Final Project for Data Science at General Assembly

Primary LanguageJupyter Notebook

Modeling racial and gender inequality in STEM

Final Project for Data Science at General Assembly

This purpose of this project is to model the the likelihood of receiving a degree or finding employment in a STEM (science, technology, engineering, and math) field using logistic regression, and derive interesting conclusions from these models.

For a non-technical overview of the project and its results, read my most recent blog post on the project: https://michaelinkles.wordpress.com/2016/04/03/modeling-inequality-in-stem-2/

In order to run any code from this repo, the 2013 American Community Survey data must be downloaded from https://www.kaggle.com/census/2013-american-community-survey to the STEM-degrees folder.

This repo contains the following:

  • stem_low_memory.py: The most recent and most efficient version of the code, but lacks some of the detail of the research process that's in the iPython notebook

  • finalproject-inkles.ipynb: an iPython notebook containing all of my code along descriptions of the code in markdown, documenting my entire process

  • stemdata.py: a python script for all of the data wrangling that needs to be done on the original data for the models to work. it outputs a file called df_formatted.csv which is used by stemmodels.py

  • stemmodels.py: a python script that uses the output of stemdata.py to generate the models and output all of the graphs that are used in my blog post

  • images folder: contains the output of stemmodels.py; all the images that are used in the blog post

  • shapefiles folder: shapefiles to be used by baseplot in generating the map of odds ratios

  • seri.csv: an additional data file containing each state's SERI (Science and Engineering Readiness Index) score, to be used with 2013 ACS data in the data wrangling step.

  • exploratory_interactive.py (new): Code for an interactive visualization of my exploratory analysis that displays a line graph of science degree rate by age.
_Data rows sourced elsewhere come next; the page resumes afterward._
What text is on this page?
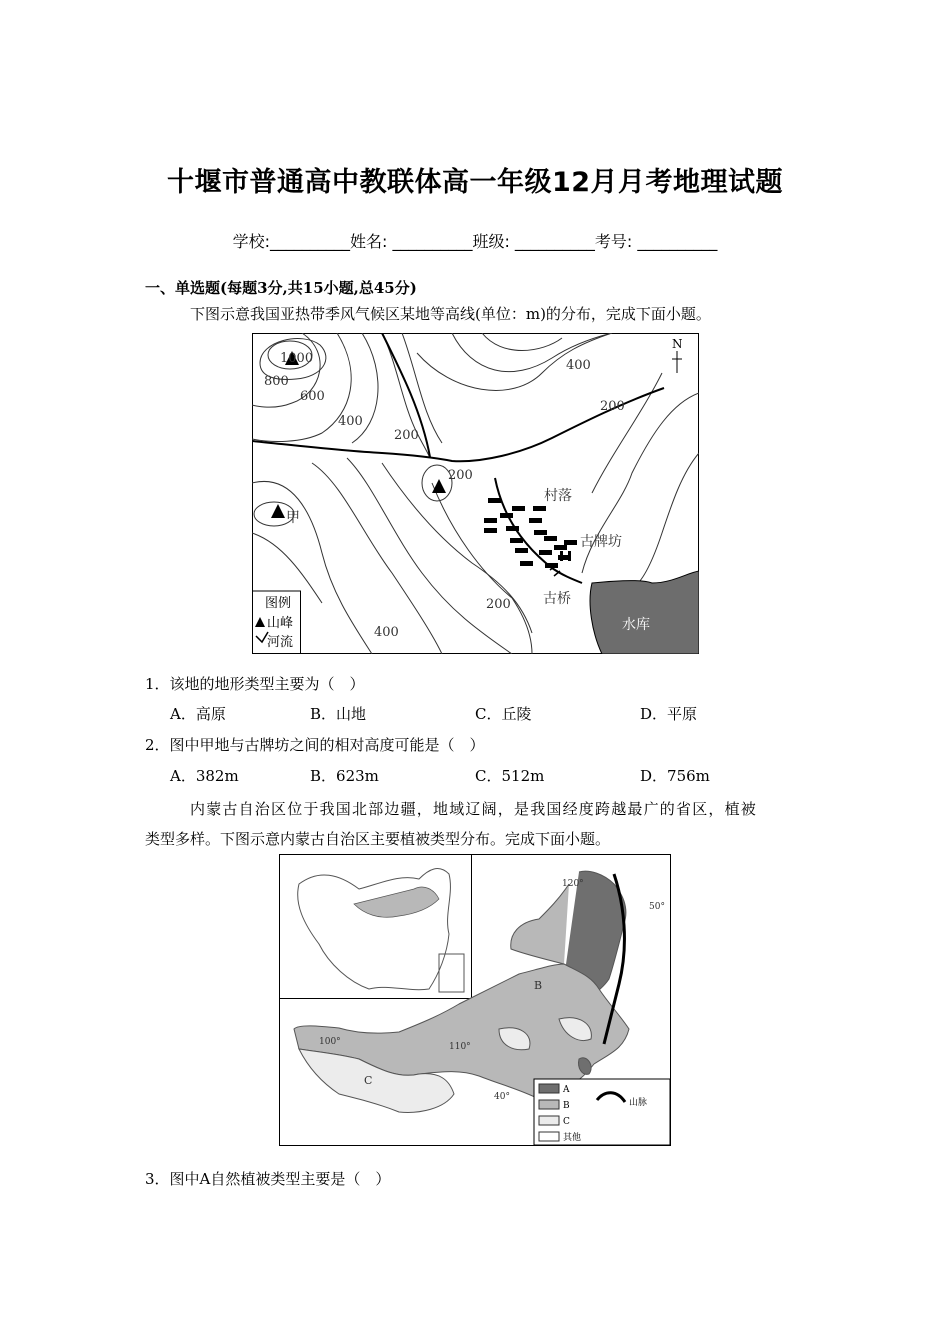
十堰市普通高中教联体高一年级12月月考地理试题
学校:__________姓名: __________班级: __________考号: __________
一、单选题(每题3分,共15小题,总45分)
下图示意我国亚热带季风气候区某地等高线(单位：m)的分布，完成下面小题。
1000
800
600
400
200
400
200
200
200
400
村落
古牌坊
古桥
水库
甲
N
图例
山峰
河流
1．该地的地形类型主要为（　）
A．高原	B．山地	C．丘陵	D．平原
2．图中甲地与古牌坊之间的相对高度可能是（　）
A．382m	B．623m	C．512m	D．756m
内蒙古自治区位于我国北部边疆，地域辽阔，是我国经度跨越最广的省区，植被
类型多样。下图示意内蒙古自治区主要植被类型分布。完成下面小题。
120°
50°
100°	110°
40°
B
C
A
B
C
其他
山脉
3．图中A自然植被类型主要是（　）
Results can be sorted by state, and grouped by race or sex. This code makes use of Bokeh plotting library, which can be used to create D3.js style graphics in Python. I'm working on getting this running as a standalone web app, but for now the visualization can be viewed by taking the following steps:

    1. Run stemdata.py
    2. Install bokeh by typing "conda install bokeh" or "pip install bokeh"
    3. Type into the command line:
      bokeh serve --show exploratory_interactive.py